Estacioné el coche junto al parque donde solía hacerlo todos los días y salí para dirigirme a casa. Envuelto en mi asumido fatalismo, caminaba con desgana por la acera cuando escuché un fuerte golpe a mis espaldas. Sobresaltado, me giré de inmediato, y no tardé en descubrir que había sido el capó de mi coche el que lo había recibido. Presentaba una abolladura notable en su centro, se había saltado la pintura. La sorpresa fue cediendo el paso a la rabia; miré frenético por todos lados buscando culpables. En unos segundos me percaté de lo que había golpeado mi coche: era un fémur humano, tirado junto a la puerta del conductor.

Pestañeé varias veces sin poder creerlo. ¿De verdad era un fémur?

Me agaché para poder verlo más de cerca y, cuanto más aproximaba la cara, más evidente resultaba que, en efecto, así era. Amarillento, de aspecto rancio y como corroído... sólo podía ser lo que parecía. De nuevo miré frenético alrededor, esta vez temiendo por mi propia vida —¿quién podría haberme lanzado un hueso humano?—. Pero no vi ni escuché a nadie. Tampoco había ningún edificio, ningún sitio de donde lanzar el hueso y esconderse con facilidad; el espacio era demasiado abierto en torno a mí... y eso me asustó aún más.

Marqué atropelladamente el número de la policía y les conté como pude lo que acababa de ocurrirme. Temí que no me creyesen, que se riesen o mosqueasen conmigo. Pero no; tras tomarme los datos el agente al otro lado me dijo que estarían ahí en minutos. Así fue. Del coche patrulla se bajaron cuatro agentes, dos de ellos vestían trajes blancos de esterilización y pronto comenzaron a sacar fotografías, tomar muestras de la pintura, de alrededor del hueso... mientras los otros dos me tomaban una declaración rápida. Todo me resultó extremadamente fugaz, casi irreal, supongo que a causa de mi enorme confusión. Cuando terminaron conmigo volvieron a su coche, deprisa, tanto... que apenas sí tuve tiempo de preguntarles qué podía significar todo esto. El conductor me dirigió una mirada comprensiva antes de despedirse con una frase que explicaba en parte su urgencia pero que me dejó aún peor de lo que ya me encontraba: «Están cayendo por todas partes».

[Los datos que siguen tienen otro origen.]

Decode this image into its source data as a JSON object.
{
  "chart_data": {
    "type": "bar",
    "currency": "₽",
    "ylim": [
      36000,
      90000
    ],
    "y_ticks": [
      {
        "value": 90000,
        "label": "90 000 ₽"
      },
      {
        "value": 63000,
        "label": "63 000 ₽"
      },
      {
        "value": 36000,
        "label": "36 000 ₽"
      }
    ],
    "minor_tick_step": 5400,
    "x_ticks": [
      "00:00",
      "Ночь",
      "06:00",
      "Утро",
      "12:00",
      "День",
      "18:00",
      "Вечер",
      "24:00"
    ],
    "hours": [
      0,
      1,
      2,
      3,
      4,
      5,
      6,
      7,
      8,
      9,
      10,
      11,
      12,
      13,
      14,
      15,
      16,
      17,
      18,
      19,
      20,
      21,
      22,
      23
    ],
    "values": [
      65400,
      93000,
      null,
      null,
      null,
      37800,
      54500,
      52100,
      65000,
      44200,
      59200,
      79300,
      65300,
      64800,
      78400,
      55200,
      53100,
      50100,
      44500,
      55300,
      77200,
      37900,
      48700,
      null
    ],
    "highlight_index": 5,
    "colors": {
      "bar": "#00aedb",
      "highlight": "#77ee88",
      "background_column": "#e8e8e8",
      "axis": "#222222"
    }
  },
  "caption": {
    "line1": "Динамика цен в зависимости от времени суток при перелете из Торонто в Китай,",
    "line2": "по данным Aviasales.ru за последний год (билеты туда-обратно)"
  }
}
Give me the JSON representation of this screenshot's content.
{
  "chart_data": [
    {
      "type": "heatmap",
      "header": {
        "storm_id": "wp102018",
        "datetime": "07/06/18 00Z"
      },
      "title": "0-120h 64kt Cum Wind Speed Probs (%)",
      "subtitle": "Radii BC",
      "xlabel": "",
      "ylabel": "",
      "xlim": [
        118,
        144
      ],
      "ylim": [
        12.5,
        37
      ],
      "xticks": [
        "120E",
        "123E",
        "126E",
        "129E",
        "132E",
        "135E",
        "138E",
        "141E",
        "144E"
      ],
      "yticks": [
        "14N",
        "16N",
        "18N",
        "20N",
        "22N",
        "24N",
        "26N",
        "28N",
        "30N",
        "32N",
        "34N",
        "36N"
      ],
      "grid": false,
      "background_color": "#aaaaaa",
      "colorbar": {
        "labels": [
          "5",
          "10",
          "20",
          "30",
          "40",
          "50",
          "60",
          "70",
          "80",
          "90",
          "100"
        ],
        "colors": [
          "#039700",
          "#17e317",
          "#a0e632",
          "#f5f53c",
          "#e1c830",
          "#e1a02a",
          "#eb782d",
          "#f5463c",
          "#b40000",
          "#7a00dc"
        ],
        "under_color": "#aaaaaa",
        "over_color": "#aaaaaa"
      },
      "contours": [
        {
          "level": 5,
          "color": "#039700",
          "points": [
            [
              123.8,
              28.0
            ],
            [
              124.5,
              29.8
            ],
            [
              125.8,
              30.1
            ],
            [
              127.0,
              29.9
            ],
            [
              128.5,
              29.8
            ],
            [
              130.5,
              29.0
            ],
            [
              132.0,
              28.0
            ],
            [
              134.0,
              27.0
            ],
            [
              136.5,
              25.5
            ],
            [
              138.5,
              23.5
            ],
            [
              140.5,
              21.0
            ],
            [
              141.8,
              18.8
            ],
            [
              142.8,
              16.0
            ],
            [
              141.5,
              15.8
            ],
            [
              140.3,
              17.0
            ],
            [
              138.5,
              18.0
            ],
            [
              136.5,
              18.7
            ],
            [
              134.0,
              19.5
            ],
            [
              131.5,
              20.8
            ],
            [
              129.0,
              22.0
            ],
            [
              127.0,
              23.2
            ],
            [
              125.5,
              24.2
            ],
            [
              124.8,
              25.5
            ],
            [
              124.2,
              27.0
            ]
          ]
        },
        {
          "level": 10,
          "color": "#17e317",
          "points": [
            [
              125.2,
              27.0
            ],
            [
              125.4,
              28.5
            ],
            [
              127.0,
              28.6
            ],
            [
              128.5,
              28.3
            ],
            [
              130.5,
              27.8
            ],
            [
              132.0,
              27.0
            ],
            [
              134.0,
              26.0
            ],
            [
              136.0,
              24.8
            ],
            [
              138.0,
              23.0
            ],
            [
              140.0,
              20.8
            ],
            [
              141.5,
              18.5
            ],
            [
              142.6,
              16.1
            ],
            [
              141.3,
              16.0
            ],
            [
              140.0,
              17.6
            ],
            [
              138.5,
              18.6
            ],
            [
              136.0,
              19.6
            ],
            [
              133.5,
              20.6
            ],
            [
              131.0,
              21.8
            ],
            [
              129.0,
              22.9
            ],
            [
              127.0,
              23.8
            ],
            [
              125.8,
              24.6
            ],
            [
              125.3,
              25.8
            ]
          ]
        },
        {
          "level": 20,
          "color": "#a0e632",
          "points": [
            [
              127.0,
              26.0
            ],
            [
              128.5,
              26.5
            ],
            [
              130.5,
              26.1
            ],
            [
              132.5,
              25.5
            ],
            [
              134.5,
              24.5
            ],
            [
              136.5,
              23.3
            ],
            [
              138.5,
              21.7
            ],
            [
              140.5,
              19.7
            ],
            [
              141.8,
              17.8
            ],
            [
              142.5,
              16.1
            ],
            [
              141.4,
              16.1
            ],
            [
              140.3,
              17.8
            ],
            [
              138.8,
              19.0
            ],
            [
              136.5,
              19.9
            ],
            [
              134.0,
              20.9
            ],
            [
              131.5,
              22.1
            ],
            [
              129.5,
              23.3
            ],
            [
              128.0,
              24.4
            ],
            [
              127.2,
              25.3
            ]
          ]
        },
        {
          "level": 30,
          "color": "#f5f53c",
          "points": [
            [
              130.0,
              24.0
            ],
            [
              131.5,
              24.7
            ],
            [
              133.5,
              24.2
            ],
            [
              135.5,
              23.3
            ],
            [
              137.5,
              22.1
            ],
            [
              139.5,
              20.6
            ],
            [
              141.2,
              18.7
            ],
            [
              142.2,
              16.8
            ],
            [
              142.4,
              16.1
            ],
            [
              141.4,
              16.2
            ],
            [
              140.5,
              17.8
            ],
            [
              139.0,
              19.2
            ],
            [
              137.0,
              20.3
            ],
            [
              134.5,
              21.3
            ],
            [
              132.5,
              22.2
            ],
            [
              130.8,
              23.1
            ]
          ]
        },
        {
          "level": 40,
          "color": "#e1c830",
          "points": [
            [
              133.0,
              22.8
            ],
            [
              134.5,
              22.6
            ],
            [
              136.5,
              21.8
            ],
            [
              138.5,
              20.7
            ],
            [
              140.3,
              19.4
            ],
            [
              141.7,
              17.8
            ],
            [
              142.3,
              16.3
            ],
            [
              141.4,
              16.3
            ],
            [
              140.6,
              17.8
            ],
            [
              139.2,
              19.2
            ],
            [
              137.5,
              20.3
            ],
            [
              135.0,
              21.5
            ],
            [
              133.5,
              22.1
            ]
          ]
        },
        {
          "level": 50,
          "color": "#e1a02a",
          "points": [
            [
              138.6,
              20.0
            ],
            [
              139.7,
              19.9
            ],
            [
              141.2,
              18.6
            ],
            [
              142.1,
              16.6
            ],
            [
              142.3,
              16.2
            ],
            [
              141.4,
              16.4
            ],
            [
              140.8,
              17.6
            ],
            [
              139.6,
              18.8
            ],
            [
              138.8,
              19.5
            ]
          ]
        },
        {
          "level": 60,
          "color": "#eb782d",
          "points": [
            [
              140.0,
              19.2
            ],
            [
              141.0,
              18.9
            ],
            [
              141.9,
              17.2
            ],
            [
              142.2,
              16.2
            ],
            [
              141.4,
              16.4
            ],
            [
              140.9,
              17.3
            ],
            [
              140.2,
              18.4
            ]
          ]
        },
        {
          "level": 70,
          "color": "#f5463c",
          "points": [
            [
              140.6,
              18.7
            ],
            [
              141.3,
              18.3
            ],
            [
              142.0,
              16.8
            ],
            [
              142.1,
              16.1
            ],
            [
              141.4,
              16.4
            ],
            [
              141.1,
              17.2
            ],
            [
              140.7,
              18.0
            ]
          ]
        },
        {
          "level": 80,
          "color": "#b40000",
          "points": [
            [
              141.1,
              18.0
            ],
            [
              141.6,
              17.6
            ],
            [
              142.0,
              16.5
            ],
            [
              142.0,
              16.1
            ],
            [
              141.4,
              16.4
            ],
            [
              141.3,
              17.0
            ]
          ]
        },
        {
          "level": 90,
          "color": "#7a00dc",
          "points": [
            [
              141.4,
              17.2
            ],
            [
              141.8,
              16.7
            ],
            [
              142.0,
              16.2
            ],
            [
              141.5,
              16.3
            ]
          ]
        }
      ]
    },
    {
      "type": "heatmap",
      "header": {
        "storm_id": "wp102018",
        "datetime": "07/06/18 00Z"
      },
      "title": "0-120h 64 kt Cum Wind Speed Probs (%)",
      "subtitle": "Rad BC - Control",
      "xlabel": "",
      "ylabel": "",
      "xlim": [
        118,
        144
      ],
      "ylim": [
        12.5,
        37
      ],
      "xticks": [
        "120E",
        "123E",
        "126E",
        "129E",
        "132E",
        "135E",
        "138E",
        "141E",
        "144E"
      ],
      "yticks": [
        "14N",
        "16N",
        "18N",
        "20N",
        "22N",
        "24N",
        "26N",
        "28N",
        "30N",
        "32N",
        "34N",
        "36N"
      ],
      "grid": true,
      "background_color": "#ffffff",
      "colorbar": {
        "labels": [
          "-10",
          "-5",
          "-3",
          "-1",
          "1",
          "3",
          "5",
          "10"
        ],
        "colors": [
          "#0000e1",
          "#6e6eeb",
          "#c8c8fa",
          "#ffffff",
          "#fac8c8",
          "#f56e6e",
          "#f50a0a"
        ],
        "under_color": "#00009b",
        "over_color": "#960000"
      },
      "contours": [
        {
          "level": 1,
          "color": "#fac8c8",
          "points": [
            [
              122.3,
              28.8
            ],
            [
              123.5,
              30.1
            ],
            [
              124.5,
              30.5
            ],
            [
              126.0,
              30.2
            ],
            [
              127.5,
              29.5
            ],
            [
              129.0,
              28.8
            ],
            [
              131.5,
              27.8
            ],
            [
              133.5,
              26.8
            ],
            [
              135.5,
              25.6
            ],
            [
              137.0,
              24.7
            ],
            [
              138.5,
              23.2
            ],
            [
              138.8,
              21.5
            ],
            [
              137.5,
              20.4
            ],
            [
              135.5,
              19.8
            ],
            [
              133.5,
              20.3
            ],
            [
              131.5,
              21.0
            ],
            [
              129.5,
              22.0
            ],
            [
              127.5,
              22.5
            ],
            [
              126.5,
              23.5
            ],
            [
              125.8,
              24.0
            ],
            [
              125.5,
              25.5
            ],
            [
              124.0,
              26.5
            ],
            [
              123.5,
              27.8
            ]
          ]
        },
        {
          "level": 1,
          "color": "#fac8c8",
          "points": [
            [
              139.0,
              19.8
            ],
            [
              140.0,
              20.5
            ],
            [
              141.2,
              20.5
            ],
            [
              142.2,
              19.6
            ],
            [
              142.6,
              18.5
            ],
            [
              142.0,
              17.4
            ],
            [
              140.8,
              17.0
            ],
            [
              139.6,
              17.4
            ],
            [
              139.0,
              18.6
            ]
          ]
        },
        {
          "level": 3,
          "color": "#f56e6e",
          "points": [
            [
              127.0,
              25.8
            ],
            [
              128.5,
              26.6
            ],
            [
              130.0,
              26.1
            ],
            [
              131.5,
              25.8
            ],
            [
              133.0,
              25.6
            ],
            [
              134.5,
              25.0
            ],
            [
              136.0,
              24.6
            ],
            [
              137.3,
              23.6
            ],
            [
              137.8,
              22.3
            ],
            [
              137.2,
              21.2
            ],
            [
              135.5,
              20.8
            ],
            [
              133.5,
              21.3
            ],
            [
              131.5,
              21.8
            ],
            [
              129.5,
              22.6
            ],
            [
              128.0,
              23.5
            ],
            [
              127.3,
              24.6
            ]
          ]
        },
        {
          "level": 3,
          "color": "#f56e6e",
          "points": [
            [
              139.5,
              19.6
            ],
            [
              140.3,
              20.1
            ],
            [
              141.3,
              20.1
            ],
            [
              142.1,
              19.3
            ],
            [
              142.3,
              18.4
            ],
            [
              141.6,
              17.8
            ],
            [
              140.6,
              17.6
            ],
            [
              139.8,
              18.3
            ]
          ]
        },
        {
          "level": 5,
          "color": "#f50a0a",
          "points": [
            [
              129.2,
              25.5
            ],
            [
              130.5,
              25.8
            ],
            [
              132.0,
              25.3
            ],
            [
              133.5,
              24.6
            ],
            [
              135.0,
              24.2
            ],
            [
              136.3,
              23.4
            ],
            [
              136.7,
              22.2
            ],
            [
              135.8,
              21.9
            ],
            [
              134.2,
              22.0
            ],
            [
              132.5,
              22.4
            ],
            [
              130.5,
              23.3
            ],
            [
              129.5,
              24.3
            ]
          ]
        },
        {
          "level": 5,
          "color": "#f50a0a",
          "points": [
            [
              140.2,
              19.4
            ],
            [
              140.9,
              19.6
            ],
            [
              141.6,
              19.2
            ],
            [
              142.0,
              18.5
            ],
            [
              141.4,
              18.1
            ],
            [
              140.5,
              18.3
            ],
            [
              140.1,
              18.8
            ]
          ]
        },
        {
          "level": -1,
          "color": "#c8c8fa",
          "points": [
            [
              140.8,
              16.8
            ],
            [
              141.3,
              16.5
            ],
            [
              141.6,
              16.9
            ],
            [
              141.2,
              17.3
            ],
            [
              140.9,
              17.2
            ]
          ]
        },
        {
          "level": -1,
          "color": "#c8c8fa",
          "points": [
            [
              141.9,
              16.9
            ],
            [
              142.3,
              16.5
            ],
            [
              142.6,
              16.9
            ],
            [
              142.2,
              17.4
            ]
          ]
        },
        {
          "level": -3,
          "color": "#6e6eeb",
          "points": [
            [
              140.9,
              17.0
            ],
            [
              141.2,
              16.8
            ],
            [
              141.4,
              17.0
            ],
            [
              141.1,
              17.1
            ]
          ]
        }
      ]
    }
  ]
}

Iba subiendo por las escaleras, pensando en lo que iba a decirle a Esther para explicar mi tardanza. Mis palabras sonarían como una excusa pueril, estúpida, ridícula. ¿Sabes qué, Esther? Me acaba de caer un fémur humano en el coche y me lo ha abollado. He tenido que llamar a la policía y... ya me imaginaba la cara que me iba a poner. Pensaría que me estaba burlando de ella y de todo su árbol genealógico, intentando ocultar quién sabe qué cosa imbécil, impropia de un hombre adulto y maduro.

Entré en el piso tragando saliva, dirigiéndome hacia el salón por el pasillo como si éste se hubiese transformado en mi corredor de la muerte particular.

—Buenas —dije. Ella estaba viendo la televisión.

—Hola —susurró, sin mirarme.

—No te vas a creer lo que me... —comencé, pero ella me mandó callar con un rápido gesto del índice sobre los labios. Estaba absorta con lo que decían en las noticias. Así que guardé silencio y, curioso por saber qué le causaba tanto interés, yo también presté atención a la pantalla.